Expert weighs in on which lubes fit certain needs
In even the best of relationships, there’s bound to be some friction, but most of that friction doesn’t need to get between the sheets. After all, that’s what personal lubricants are for.
Although most people don’t see lube as an essential part of sex, Gill Lamon, co-owner of Come As You Are sex store, begs to differ.
“Folks have all sorts of body parts and orifices that do not self lubricate. Even the parts that do, lube is just one of those things that can enhance pleasure in lovemaking.”
Just like sexual positions, no two lubes are the same. Lamon says there are a couple things to be thoughtful of when shopping for one. The first is deciding what you are using it for. “Thicker lubes tend to stay put better. So when you are playing with anal sex or with toys where you really want the lube to stay put, a thicker lube tends to be better. A thinner lube is better for more general play,” Lamon says.
The second factor to be mindful of is allergies: Go for all-natural or fewer ingredients, Lamon says.
Allergies or not, one ingredient many women tend to avoid is glycerine. “... a lot of women find that because it does convert into sugar it will actually feed a yeast infection given the right environment.”

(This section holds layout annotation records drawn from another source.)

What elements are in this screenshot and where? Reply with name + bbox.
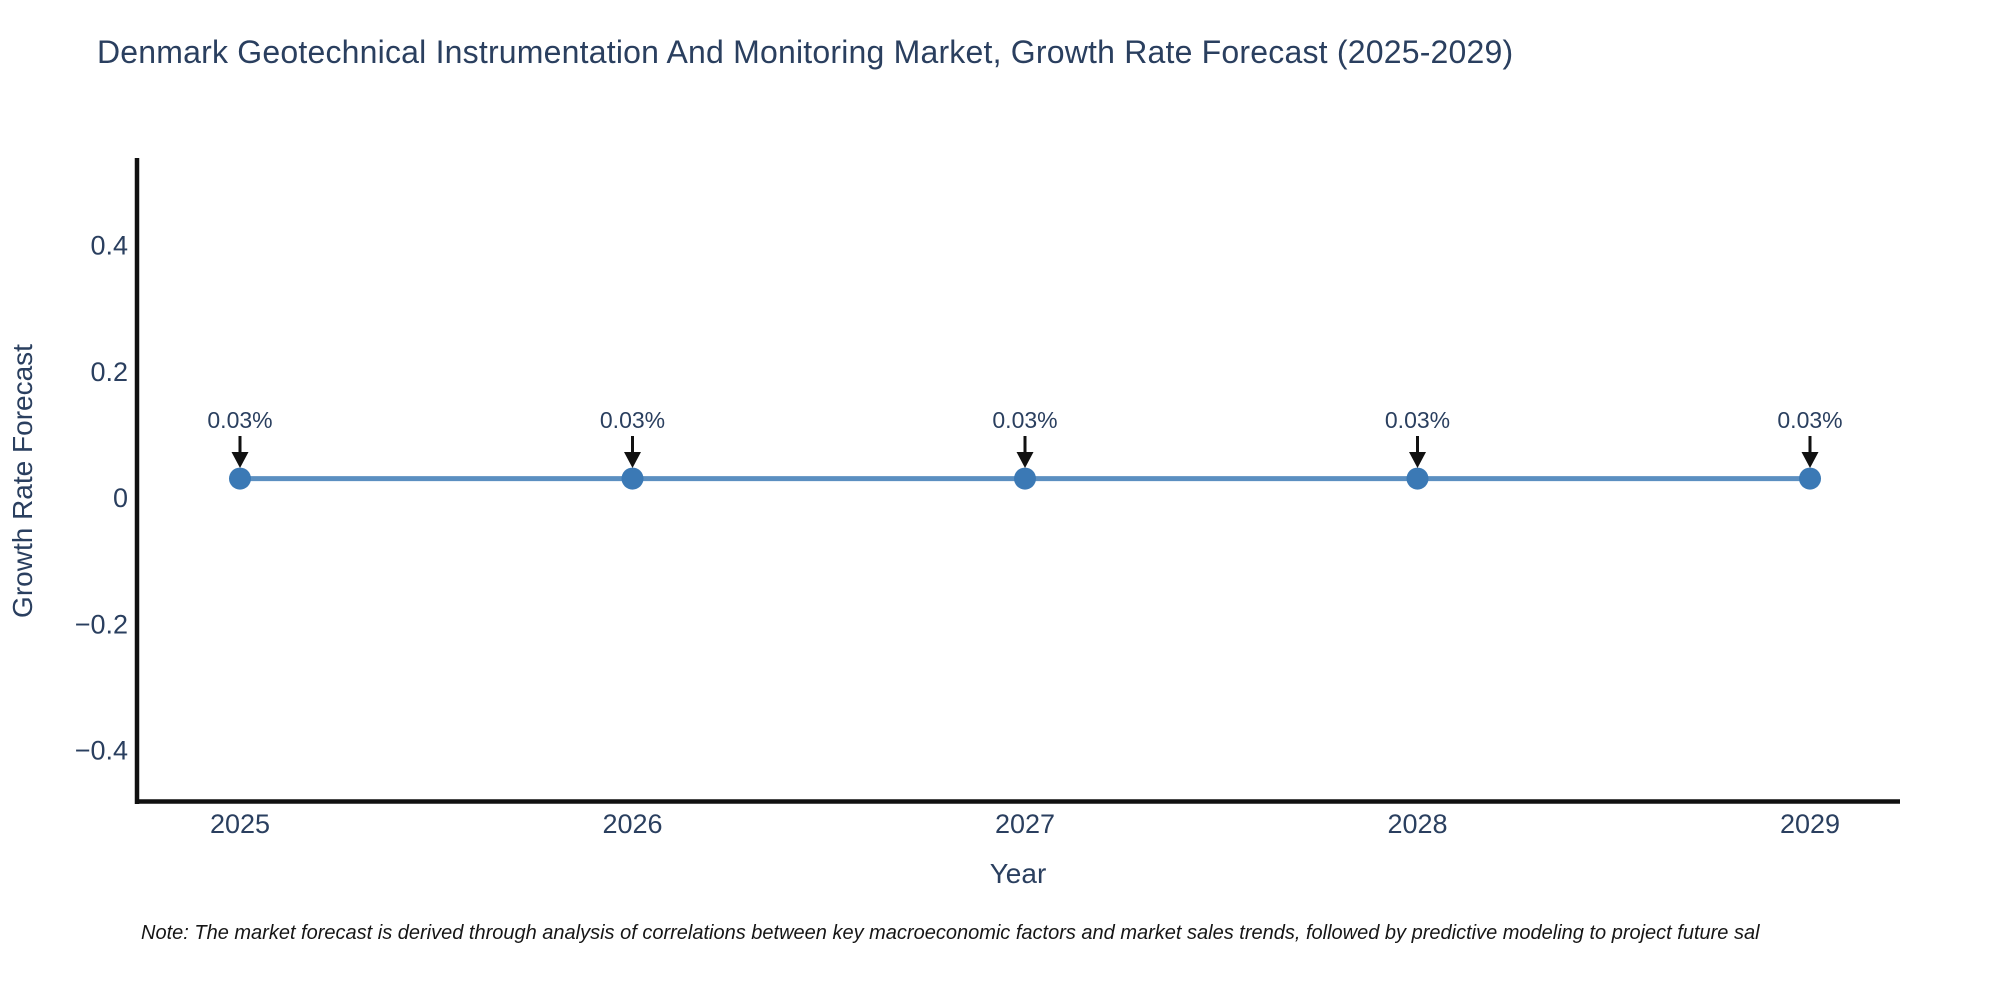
point-value-label: 0.03% — [1777, 407, 1842, 433]
y-tick-label: −0.2 — [75, 609, 128, 639]
annotation-arrow-head — [1016, 452, 1034, 468]
y-axis-title: Growth Rate Forecast — [7, 344, 38, 618]
data-point-marker — [1014, 467, 1036, 490]
y-tick-label: 0 — [113, 483, 128, 513]
annotation-arrow-head — [1409, 452, 1426, 468]
point-value-label: 0.03% — [600, 407, 665, 433]
y-tick-label: 0.2 — [90, 357, 128, 387]
data-point-marker — [229, 467, 251, 490]
data-point-marker — [621, 467, 644, 490]
x-tick-label: 2027 — [995, 809, 1055, 839]
y-tick-label: 0.4 — [90, 231, 128, 261]
point-value-label: 0.03% — [1385, 407, 1450, 433]
point-value-label: 0.03% — [207, 407, 272, 433]
y-tick-label: −0.4 — [75, 736, 128, 766]
data-point-marker — [1799, 467, 1821, 490]
footnote-text: Note: The market forecast is derived thr… — [141, 922, 1760, 944]
annotation-arrow-head — [1801, 452, 1819, 468]
annotation-arrow-head — [231, 452, 249, 468]
x-tick-label: 2025 — [210, 809, 270, 839]
x-tick-label: 2028 — [1387, 809, 1447, 839]
point-value-label: 0.03% — [992, 407, 1057, 433]
x-tick-label: 2026 — [602, 809, 662, 839]
x-axis-title: Year — [990, 858, 1047, 889]
annotation-arrow-head — [624, 452, 641, 468]
x-tick-label: 2029 — [1780, 809, 1840, 839]
chart-title: Denmark Geotechnical Instrumentation And… — [97, 34, 1514, 70]
data-point-marker — [1406, 467, 1429, 490]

For the lube virgin, Lamon recommends starting out with something long-lasting and simple like Astroglide, which has been on the market for quite a while and “has a nice consistency.”

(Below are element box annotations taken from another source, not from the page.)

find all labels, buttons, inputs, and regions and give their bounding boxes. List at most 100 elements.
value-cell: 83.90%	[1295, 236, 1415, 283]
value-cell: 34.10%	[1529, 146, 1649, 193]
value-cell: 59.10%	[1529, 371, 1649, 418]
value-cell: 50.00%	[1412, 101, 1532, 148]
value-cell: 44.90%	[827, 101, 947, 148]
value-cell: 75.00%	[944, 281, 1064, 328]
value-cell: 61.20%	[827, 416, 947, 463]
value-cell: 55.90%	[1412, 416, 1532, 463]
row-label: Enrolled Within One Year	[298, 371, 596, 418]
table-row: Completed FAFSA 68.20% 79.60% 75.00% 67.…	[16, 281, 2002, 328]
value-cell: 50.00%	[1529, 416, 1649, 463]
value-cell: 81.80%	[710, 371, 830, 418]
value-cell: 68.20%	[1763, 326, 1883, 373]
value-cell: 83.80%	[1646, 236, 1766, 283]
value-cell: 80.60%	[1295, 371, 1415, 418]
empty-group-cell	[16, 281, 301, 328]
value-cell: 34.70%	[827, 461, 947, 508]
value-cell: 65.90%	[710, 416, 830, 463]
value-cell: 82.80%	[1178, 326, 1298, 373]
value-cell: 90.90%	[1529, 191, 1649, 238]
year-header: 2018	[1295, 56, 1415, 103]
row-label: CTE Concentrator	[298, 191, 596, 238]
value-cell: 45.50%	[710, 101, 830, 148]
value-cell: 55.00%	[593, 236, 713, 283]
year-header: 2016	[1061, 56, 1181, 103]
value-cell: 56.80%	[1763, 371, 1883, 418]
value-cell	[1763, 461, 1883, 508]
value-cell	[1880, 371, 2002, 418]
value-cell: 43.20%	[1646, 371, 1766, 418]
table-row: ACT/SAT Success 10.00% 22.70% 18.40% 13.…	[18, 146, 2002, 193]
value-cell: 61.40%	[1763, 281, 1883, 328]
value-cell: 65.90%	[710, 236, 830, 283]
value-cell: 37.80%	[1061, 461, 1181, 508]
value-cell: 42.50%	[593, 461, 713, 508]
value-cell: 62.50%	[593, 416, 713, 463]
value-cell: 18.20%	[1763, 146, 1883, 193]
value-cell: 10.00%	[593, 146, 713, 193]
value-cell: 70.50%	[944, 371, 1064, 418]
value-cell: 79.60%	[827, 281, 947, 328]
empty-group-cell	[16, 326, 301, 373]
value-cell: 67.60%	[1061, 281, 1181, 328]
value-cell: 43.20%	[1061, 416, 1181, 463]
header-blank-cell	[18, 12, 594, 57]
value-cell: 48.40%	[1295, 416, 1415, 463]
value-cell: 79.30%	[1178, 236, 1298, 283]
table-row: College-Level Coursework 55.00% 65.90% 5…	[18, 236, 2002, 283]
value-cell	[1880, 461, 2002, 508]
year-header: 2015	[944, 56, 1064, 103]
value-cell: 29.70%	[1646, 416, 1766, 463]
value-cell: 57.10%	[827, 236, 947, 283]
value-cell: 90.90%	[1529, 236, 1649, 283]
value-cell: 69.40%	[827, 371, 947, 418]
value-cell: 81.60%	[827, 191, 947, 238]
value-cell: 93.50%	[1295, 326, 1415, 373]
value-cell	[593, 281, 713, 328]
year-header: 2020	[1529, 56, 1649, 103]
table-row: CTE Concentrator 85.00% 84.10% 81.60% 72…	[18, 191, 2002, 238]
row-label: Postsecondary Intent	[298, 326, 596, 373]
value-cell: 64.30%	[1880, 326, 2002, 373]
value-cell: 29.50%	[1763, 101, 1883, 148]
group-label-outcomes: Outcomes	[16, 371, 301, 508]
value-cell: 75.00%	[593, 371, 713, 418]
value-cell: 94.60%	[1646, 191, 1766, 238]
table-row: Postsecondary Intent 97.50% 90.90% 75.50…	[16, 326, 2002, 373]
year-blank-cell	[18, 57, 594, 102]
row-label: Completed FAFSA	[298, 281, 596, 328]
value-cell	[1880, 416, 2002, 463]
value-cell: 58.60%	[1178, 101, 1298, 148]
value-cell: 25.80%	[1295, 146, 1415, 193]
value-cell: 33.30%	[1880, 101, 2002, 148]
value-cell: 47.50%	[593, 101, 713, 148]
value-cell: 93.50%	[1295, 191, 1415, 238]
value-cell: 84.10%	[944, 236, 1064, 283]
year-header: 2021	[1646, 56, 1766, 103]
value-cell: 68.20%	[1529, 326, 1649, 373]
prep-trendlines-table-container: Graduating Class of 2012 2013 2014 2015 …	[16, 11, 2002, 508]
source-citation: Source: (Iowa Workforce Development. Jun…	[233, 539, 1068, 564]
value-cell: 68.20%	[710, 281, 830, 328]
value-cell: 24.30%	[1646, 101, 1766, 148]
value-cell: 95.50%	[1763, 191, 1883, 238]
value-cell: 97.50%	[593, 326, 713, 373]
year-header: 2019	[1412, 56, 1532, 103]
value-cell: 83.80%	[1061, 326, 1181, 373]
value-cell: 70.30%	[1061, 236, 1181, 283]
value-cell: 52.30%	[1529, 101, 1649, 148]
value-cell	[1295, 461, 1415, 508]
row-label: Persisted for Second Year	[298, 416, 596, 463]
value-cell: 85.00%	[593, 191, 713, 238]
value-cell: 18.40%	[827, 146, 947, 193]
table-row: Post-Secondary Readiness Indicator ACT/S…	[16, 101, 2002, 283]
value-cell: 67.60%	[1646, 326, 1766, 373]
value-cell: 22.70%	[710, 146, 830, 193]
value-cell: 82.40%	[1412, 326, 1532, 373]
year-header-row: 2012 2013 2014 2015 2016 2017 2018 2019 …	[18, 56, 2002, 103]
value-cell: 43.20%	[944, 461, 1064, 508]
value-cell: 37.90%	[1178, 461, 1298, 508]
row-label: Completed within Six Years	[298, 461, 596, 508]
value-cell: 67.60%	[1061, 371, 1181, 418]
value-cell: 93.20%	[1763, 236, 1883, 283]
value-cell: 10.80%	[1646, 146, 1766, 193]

People who prefer a slightly thicker consistency would do well to try Slippery Stuff, while the truly patriotic might opt for B.C.’s Hathor, which “has a really neutral taste,” Lamon says.

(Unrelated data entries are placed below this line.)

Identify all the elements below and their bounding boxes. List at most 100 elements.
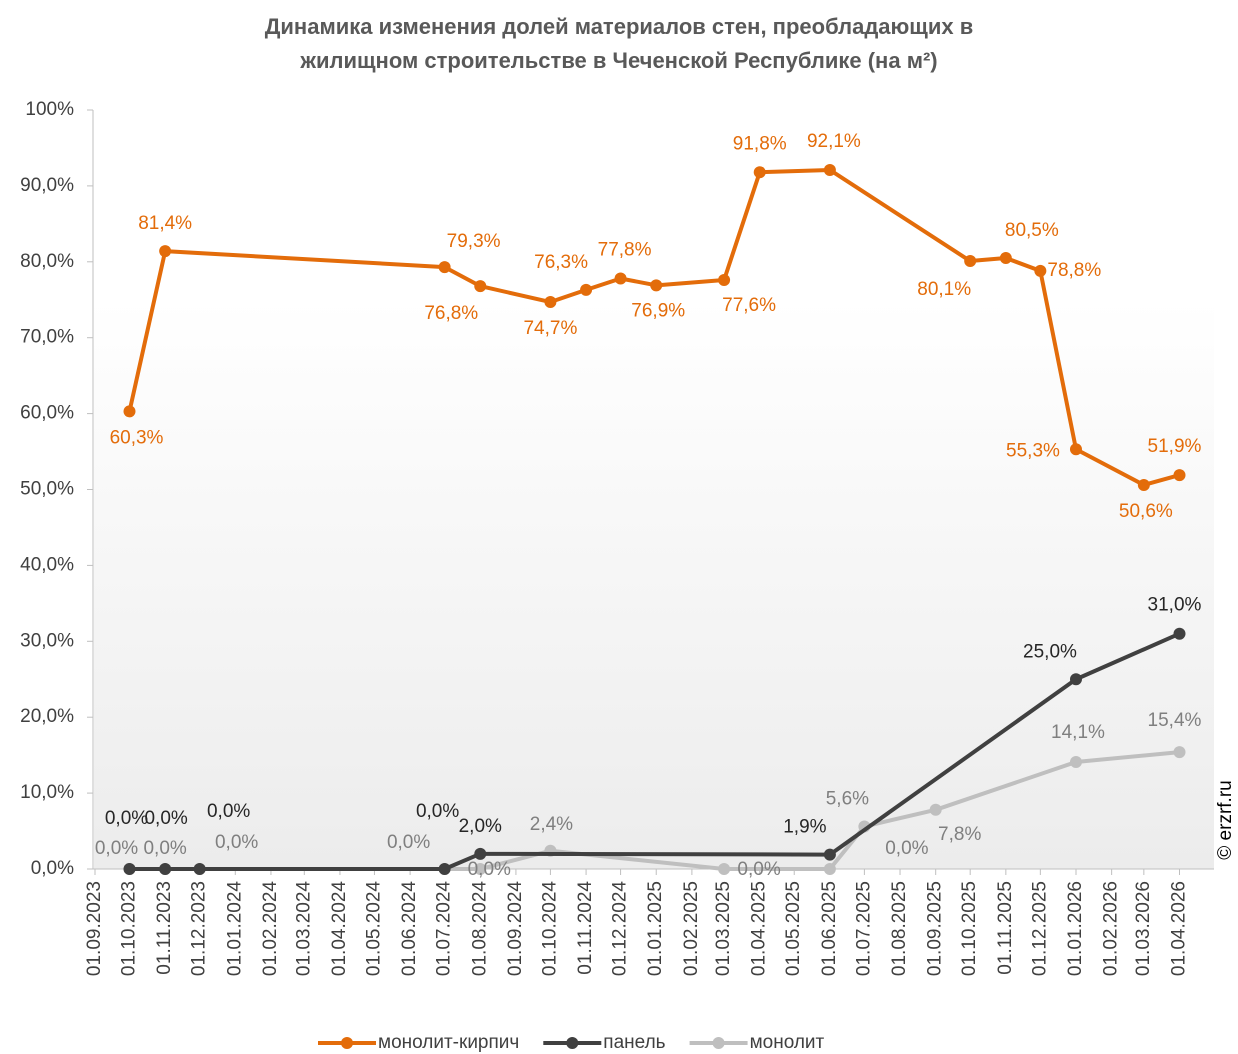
data-label: 1,9% [783, 817, 826, 838]
x-tick-label: 01.03.2024 [293, 881, 314, 977]
data-label: 5,6% [826, 789, 869, 810]
x-tick-label: 01.02.2024 [260, 881, 281, 977]
data-label: 0,0% [885, 838, 928, 859]
data-label: 31,0% [1148, 595, 1202, 616]
data-label: 0,0% [468, 859, 511, 880]
chart-subtitle: жилищном строительстве в Чеченской Респу… [299, 48, 937, 73]
data-point [999, 252, 1012, 265]
data-point [753, 166, 766, 179]
data-point [1173, 469, 1186, 482]
x-tick-label: 01.04.2024 [329, 881, 350, 977]
legend-label: панель [603, 1032, 665, 1053]
data-label: 92,1% [807, 131, 861, 152]
data-label: 0,0% [387, 832, 430, 853]
x-tick-label: 01.11.2025 [995, 881, 1016, 975]
x-tick-label: 01.08.2024 [469, 881, 490, 977]
data-point [823, 163, 836, 176]
y-tick-label: 10,0% [20, 782, 74, 803]
data-label: 0,0% [215, 832, 258, 853]
plot-background [94, 110, 1214, 869]
data-point [580, 283, 593, 296]
x-tick-label: 01.07.2025 [853, 881, 874, 976]
legend-marker [712, 1037, 725, 1049]
data-point [544, 296, 557, 309]
data-label: 0,0% [95, 838, 138, 859]
legend-marker [341, 1037, 353, 1049]
data-label: 0,0% [143, 838, 186, 859]
x-tick-label: 01.10.2024 [539, 881, 560, 977]
data-point [718, 863, 731, 875]
data-point [1173, 627, 1186, 640]
x-tick-label: 01.01.2026 [1065, 881, 1086, 976]
data-label: 15,4% [1148, 710, 1202, 731]
data-point [123, 863, 136, 875]
x-tick-label: 01.04.2026 [1169, 881, 1190, 976]
x-tick-label: 01.01.2025 [645, 881, 666, 976]
x-tick-label: 01.11.2024 [575, 881, 596, 975]
x-tick-label: 01.11.2023 [154, 881, 175, 975]
data-point [964, 255, 977, 268]
data-point [1034, 264, 1047, 277]
x-tick-label: 01.07.2024 [434, 881, 455, 977]
data-label: 2,0% [459, 816, 502, 837]
x-tick-label: 01.01.2024 [224, 881, 245, 977]
data-point [929, 803, 942, 816]
data-label: 0,0% [144, 808, 187, 829]
data-point [474, 280, 487, 293]
data-point [614, 272, 627, 285]
y-tick-label: 90,0% [20, 175, 74, 196]
data-label: 77,8% [598, 240, 652, 261]
legend-label: монолит [750, 1032, 825, 1053]
data-label: 0,0% [207, 801, 250, 822]
data-label: 55,3% [1006, 440, 1060, 461]
data-label: 78,8% [1047, 260, 1101, 281]
copyright: © erzrf.ru [1215, 780, 1236, 859]
data-point [438, 261, 451, 274]
data-label: 0,0% [416, 801, 459, 822]
data-point [718, 274, 731, 287]
y-tick-label: 60,0% [20, 403, 74, 424]
x-tick-label: 01.08.2025 [889, 881, 910, 976]
y-tick-label: 50,0% [20, 479, 74, 500]
y-tick-label: 0,0% [31, 858, 74, 879]
data-label: 80,5% [1005, 220, 1059, 241]
x-tick-label: 01.12.2025 [1029, 881, 1050, 976]
data-point [823, 863, 836, 875]
x-tick-label: 01.05.2025 [783, 881, 804, 976]
x-tick-label: 01.02.2026 [1101, 881, 1122, 976]
x-tick-label: 01.02.2025 [681, 881, 702, 976]
x-tick-label: 01.06.2024 [399, 881, 420, 977]
data-point [123, 405, 136, 418]
y-tick-label: 80,0% [20, 251, 74, 272]
data-label: 0,0% [737, 859, 780, 880]
data-point [159, 863, 172, 875]
y-tick-label: 30,0% [20, 630, 74, 651]
data-label: 81,4% [138, 213, 192, 234]
data-point [1137, 478, 1150, 491]
y-tick-label: 20,0% [20, 706, 74, 727]
x-tick-label: 01.09.2023 [84, 881, 105, 976]
data-label: 76,8% [424, 303, 478, 324]
x-tick-label: 01.05.2024 [363, 881, 384, 977]
data-label: 80,1% [917, 279, 971, 300]
data-label: 60,3% [110, 427, 164, 448]
data-label: 77,6% [722, 295, 776, 316]
y-tick-label: 40,0% [20, 554, 74, 575]
data-label: 76,3% [534, 252, 588, 273]
legend-label: монолит-кирпич [378, 1032, 519, 1053]
data-point [193, 863, 206, 875]
x-tick-label: 01.03.2026 [1133, 881, 1154, 976]
x-tick-label: 01.10.2023 [119, 881, 140, 976]
data-point [159, 245, 172, 258]
data-label: 91,8% [733, 133, 787, 154]
data-label: 74,7% [523, 318, 577, 339]
x-tick-label: 01.12.2023 [189, 881, 210, 976]
data-label: 51,9% [1148, 436, 1202, 457]
y-tick-label: 100% [25, 99, 74, 120]
x-tick-label: 01.10.2025 [959, 881, 980, 976]
data-label: 14,1% [1051, 722, 1105, 743]
x-tick-label: 01.12.2024 [610, 881, 631, 977]
x-tick-label: 01.03.2025 [713, 881, 734, 976]
x-tick-label: 01.06.2025 [819, 881, 840, 976]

Another lube whetting the sexual appetites of couples is Pre-Seed, which doesn’t negatively affect sperm motility like some others.
Personal lubricants may also be the answer for women with female sexual arousal disorder (the ability to attain or maintain self-lubrication). For them, there is a new over-the-counter product called Vibrel (by GlycoBioSciences), which is more of a sexual enhancer than solely a lubricant. “The compound (in Vibrel) penetrates all three layers of skin … (and) draws blood and fluid to the vaginal area,” says John Guerra, a lead scientist for Vibrel, adding the extra blood flow helps to stimulate the vaginal area.
So if your bedside drawer doesn’t already have a tube of lube, I say happy shopping.